Пединститутская жизнь мирно потекла дальше, уже без Эллы, а Элла устроилась в проектный институт резчицей чертежей. Вы, наверное, даже не знаете, что это за работа. Объясняю. Из светокопии к вам поступает целый рулон чертежей. Его надо разрезать на отдельные чертежи и раскомплектовать чертежи по папкам. В общем, работа — дурнее не придумаешь. К тому же, от свежих чертежей так воняет аммиаком, что не продохнуть. Вначале Элла задыхалась от этого запаха, а потом привыкла. Постепенно она привыкла ко всему: и к своей медлительности, и к мату напарниц, и к тому, что ее из-за медлительности называли «вредительницей» и утверждали при этом, что все евреи — вредители. Просто у Эллы не получалось резать чертежи, ни о чем не думая. А когда она думала, движения у нее становились медленными и вялыми, и ничего с собой поделать она не могла. Думала же Элла все время одну и ту же думу, такую же монотонную и тягучую, как ее работа: «Господи, покарай ее, Господи, покарай ее. Господи, покарай ее!» С годами это Эллино желание быть отмщенной не ослабевало, а только усиливалось. Она не упускала Свету из виду, она даже выписывала «Учительскую газету» потому только, что время от времени там появлялись хвалебные статьи о Свете. Она читала эти статьи жадно, по многу раз подряд, чтобы зарядиться ненавистью. Она ненавидела Свету за все, чем раньше в ней восхищалась: за вкрадчивый голос, за легкую походку, за небрежный жест, которым Света убирала челку со лба, она ненавидела в ней все, даже родинку на подбородке, в которую почему-то каждый раз упиралась внутренним взглядом, она ненавидела Свету за то, что ничем уже, кроме своей ненависти и медлительности, не отличалась от напарниц, даже материться научилась, как они. Она все время представляла себе, как встречает Свету и прилюдно дает ей пощечину. Она ходила повсюду, где, как ей казалось, она могла бы встретиться с ней: на литературные вечера, на концерты авторской песни, где имела обыкновение собираться вся городская интеллигенция, в клуб учителей-новаторов «Эврика», даже на лекции об инопланетянах. И каждый раз подолгу дежурила на выходе из зала, внимательно вглядываясь в лица ровесниц и очень часто узнавая своих бывших сокурсниц, теперешних солидных учительниц с многолетним стажем. Казалось, не было ни одной сокурсницы, которую за эти годы Элла не перевидала бы там или сям. Но Свету она так ни разу и не встретила.

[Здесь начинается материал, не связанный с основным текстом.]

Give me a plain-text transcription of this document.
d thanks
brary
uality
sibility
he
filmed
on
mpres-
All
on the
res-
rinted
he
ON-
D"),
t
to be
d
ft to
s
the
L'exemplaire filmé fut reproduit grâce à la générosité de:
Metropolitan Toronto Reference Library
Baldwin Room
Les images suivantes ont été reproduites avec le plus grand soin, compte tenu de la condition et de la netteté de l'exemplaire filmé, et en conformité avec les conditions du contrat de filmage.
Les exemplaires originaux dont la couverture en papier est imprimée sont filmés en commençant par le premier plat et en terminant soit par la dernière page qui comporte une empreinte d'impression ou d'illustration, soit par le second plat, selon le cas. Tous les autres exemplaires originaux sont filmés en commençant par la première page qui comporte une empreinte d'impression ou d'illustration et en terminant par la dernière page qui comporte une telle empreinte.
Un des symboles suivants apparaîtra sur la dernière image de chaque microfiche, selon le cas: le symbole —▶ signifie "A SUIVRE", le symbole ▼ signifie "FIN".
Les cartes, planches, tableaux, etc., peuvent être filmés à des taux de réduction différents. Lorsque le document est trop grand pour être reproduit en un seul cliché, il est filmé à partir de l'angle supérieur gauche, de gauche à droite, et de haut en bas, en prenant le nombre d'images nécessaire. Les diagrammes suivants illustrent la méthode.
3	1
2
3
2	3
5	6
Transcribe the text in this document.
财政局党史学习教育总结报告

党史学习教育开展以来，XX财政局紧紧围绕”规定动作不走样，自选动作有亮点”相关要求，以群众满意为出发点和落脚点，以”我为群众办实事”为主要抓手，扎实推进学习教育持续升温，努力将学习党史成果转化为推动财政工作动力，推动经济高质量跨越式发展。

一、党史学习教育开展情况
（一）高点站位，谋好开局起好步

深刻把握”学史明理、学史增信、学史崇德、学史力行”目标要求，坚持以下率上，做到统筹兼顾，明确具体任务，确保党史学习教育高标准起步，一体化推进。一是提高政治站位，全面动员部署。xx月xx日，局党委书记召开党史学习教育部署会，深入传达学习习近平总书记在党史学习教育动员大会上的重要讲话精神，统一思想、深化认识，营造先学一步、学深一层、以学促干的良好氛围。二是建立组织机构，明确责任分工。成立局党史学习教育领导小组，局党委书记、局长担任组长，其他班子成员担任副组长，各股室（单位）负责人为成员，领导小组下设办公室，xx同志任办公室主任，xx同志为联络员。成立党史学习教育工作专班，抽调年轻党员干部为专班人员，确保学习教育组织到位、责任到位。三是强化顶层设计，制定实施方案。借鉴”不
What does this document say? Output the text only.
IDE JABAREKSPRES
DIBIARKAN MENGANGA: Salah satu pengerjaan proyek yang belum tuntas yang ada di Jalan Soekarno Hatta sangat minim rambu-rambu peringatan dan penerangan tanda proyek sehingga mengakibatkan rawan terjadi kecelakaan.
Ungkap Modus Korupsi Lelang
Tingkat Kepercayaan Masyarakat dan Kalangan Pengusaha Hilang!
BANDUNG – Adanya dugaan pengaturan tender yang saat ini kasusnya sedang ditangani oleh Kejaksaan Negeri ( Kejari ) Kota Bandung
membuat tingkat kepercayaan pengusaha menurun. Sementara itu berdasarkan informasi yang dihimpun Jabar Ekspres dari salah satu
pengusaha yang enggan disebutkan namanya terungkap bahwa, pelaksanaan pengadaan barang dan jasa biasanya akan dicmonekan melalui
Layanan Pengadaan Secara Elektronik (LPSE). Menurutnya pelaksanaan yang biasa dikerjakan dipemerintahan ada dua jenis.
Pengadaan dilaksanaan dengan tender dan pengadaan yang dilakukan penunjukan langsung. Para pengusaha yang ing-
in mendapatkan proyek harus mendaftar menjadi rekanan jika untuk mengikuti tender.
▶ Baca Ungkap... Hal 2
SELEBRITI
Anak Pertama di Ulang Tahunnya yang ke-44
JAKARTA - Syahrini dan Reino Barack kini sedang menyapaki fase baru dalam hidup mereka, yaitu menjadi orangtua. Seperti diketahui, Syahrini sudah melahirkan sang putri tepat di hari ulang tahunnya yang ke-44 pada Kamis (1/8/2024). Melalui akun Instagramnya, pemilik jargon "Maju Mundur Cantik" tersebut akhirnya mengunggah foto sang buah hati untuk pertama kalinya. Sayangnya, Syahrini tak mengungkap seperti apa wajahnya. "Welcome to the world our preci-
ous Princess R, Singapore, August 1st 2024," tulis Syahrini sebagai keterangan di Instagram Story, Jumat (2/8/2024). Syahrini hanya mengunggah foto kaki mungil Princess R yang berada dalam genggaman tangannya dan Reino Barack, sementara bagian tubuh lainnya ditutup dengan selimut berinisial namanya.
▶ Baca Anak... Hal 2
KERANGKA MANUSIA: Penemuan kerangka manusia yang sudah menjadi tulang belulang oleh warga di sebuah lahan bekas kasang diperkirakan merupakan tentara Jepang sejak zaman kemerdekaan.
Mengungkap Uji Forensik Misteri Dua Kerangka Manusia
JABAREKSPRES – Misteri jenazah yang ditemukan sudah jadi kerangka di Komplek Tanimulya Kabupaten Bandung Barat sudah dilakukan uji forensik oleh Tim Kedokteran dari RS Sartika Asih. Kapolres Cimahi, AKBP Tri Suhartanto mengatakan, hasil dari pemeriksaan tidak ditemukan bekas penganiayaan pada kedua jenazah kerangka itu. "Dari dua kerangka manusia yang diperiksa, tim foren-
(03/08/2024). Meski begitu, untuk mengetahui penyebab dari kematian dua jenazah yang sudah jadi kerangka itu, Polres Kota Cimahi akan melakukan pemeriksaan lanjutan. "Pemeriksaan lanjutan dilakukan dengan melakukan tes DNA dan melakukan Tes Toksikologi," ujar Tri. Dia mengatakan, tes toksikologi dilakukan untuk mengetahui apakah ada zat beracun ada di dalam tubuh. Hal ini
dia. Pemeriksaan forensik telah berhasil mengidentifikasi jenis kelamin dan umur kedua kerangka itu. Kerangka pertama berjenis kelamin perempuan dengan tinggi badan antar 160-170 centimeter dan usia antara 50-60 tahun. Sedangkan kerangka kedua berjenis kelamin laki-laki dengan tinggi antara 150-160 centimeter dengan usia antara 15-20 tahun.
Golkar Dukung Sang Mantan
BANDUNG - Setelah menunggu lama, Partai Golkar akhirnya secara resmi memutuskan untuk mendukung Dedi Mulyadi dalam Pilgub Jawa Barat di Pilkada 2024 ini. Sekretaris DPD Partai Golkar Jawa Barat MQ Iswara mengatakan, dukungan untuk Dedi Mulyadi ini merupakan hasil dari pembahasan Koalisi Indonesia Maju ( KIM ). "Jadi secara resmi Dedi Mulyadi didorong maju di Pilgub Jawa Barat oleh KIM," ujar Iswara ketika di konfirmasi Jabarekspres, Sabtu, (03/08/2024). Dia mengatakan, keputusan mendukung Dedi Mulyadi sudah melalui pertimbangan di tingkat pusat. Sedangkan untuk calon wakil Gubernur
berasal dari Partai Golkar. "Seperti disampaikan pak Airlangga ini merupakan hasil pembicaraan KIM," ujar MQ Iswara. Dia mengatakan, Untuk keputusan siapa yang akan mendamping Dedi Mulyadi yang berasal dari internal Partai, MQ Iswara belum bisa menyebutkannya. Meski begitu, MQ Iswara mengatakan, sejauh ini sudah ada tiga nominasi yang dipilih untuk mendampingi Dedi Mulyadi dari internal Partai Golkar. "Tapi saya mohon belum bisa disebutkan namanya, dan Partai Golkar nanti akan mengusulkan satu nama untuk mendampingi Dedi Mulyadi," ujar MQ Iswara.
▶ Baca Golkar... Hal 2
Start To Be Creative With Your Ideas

Иногда Элла специально знакомилась со Светиными друзьями, для того, чтобы рассказать свою историю и поссорить их со Светой, но эти друзья обычно вежливо ее выслушивали, ахали, сочувствовали и честно признавались, что не хотят усложнять себе жизнь и выяснять со Светой отношения. «И даже рассказывать Свете о том, что знакомы с тобой, мы не будем», — обычно добавляли они.
Замуж Элла вышла поздно, вышла потому, что надо же было, в конце концов, за кого-нибудь выйти, вышла и не смогла дать мужу ни любви, ни тепла. Муж называл их дом «холодным домом». Иногда она по вечерам спрашивала его: «Ты ничего не хочешь?» — и он знал, что это приглашение в постель. Сам он, если и решался подойти к ней с какими-то выражениями нежности, то только в первые годы их супружества, потом — подходил к ней только по приглашению, потом уже и на эти, ставшие привычным штампом, приглашения, не откликался. Она понимала, что живет он с ней потому, что, по его собственному признанию, он «куда встрянет, оттуда выстрять уже не может», что, как только он влюбится в кого-нибудь, то тут же уйдет, и она очень боялась остаться совсем одна, но как ни уговаривала себя хоть раз подойти к мужу просто так, не для постели, обнять его, приголубить, сказать ему хоть одно ласковое слово, почему-то не могла заставить себя сделать это.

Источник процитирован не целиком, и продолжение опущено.